Visiting Professor of Psychology Jenny Escobar
Claremont, Calif. (February 16, 2022)—In a new article in the American Journal of Community Psychology, Pitzer College Visiting Professor of Psychology Jenny Escobar explores how memory—and a shared spiritual connection with lost loved ones—can help survivors of state violence heal and seek justice.
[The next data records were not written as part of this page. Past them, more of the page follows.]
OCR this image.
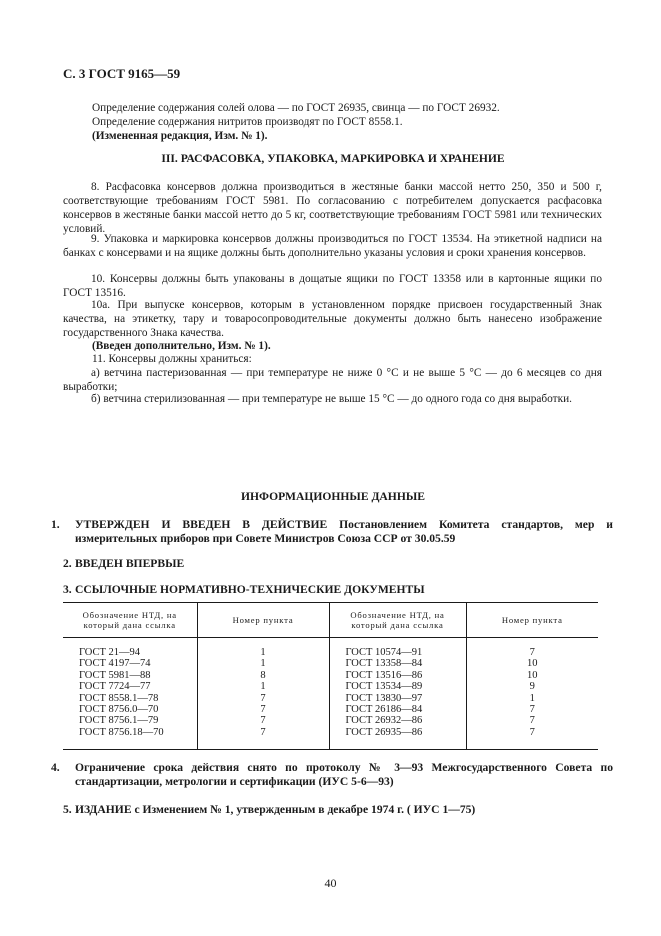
С. 3 ГОСТ 9165—59

Определение содержания солей олова — по ГОСТ 26935, свинца — по ГОСТ 26932.

Определение содержания нитритов производят по ГОСТ 8558.1.

(Измененная редакция, Изм. № 1).

III. РАСФАСОВКА, УПАКОВКА, МАРКИРОВКА И ХРАНЕНИЕ

8. Расфасовка консервов должна производиться в жестяные банки массой нетто 250, 350 и 500 г, соответствующие требованиям ГОСТ 5981. По согласованию с потребителем допускается расфасовка консервов в жестяные банки массой нетто до 5 кг, соответствующие требованиям ГОСТ 5981 или технических условий.

9. Упаковка и маркировка консервов должны производиться по ГОСТ 13534. На этикетной надписи на банках с консервами и на ящике должны быть дополнительно указаны условия и сроки хранения консервов.

10. Консервы должны быть упакованы в дощатые ящики по ГОСТ 13358 или в картонные ящики по ГОСТ 13516.

10а. При выпуске консервов, которым в установленном порядке присвоен государственный Знак качества, на этикетку, тару и товаросопроводительные документы должно быть нанесено изображение государственного Знака качества.

(Введен дополнительно, Изм. № 1).

11. Консервы должны храниться:

а) ветчина пастеризованная — при температуре не ниже 0 °С и не выше 5 °С — до 6 месяцев со дня выработки;

б) ветчина стерилизованная — при температуре не выше 15 °С — до одного года со дня выработки.

ИНФОРМАЦИОННЫЕ ДАННЫЕ

1. УТВЕРЖДЕН И ВВЕДЕН В ДЕЙСТВИЕ Постановлением Комитета стандартов, мер и измерительных приборов при Совете Министров Союза ССР от 30.05.59

2. ВВЕДЕН ВПЕРВЫЕ

3. ССЫЛОЧНЫЕ НОРМАТИВНО-ТЕХНИЧЕСКИЕ ДОКУМЕНТЫ

Обозначение НТД, на который дана ссылка	Номер пункта	Обозначение НТД, на который дана ссылка	Номер пункта
ГОСТ 21—94	1	ГОСТ 10574—91	7
ГОСТ 4197—74	1	ГОСТ 13358—84	10
ГОСТ 5981—88	8	ГОСТ 13516—86	10
ГОСТ 7724—77	1	ГОСТ 13534—89	9
ГОСТ 8558.1—78	7	ГОСТ 13830—97	1
ГОСТ 8756.0—70	7	ГОСТ 26186—84	7
ГОСТ 8756.1—79	7	ГОСТ 26932—86	7
ГОСТ 8756.18—70	7	ГОСТ 26935—86	7

4. Ограничение срока действия снято по протоколу № 3—93 Межгосударственного Совета по стандартизации, метрологии и сертификации (ИУС 5-6—93)

5. ИЗДАНИЕ с Изменением № 1, утвержденным в декабре 1974 г. ( ИУС 1—75)

40
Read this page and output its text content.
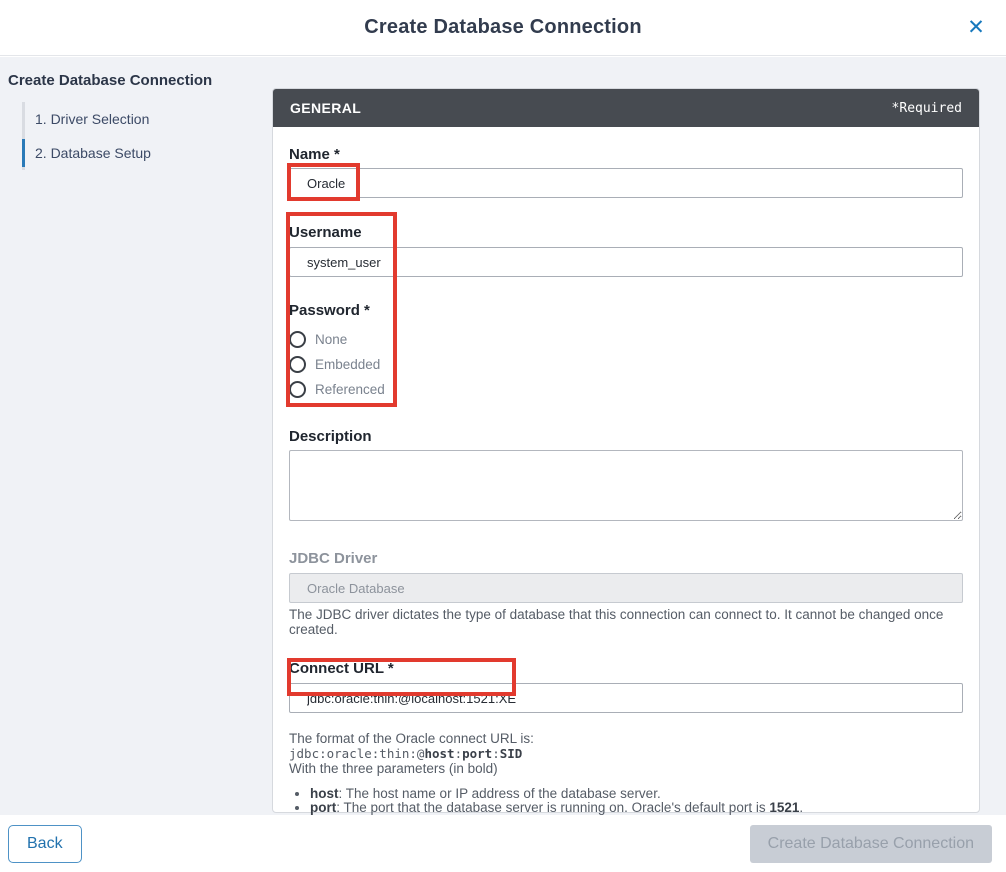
Create Database Connection	✕
Create Database Connection
1. Driver Selection
2. Database Setup
GENERAL	*Required
Name *
Oracle
Username
system_user
Password *
None
Embedded
Referenced
Description
JDBC Driver
Oracle Database
The JDBC driver dictates the type of database that this connection can connect to. It cannot be changed once created.
Connect URL *
jdbc:oracle:thin:@localhost:1521:XE
The format of the Oracle connect URL is:
jdbc:oracle:thin:@host:port:SID
With the three parameters (in bold)
• host: The host name or IP address of the database server.
• port: The port that the database server is running on. Oracle's default port is 1521.
•
Back	Create Database Connection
The article, “The role of memory practices in building spiritual solidarity for survivors of state violence,” first appeared online in the journal in December 2021.
Escobar defines spiritual solidarity as “acts of love that survivors of state violence enact through memory practices demanding justice for loved ones who have been forcibly disappeared or killed by the state.” The article draws from Escobar’s interviews with 15 survivors of state violence in Colombia.
Through her ethnographic research, Escobar examines how the survivors use memory symbols in everyday actions to connect to loved ones, keep the memories alive by “seeing” loved ones in others and in their surroundings, and create spaces for others to build a spiritual relationship with their own loved ones.
“Remembering is one of the ways people come together to push against mechanisms of state violence that render survivors as invisible,” she writes in the abstract.
At Pitzer, Escobar teaches Psychological Statistics and Research Methods and Psychology of Social Justice. She earned her bachelor’s degree in forensic psychology at John Jay College and her PhD in social psychology at the University of California, Santa Cruz.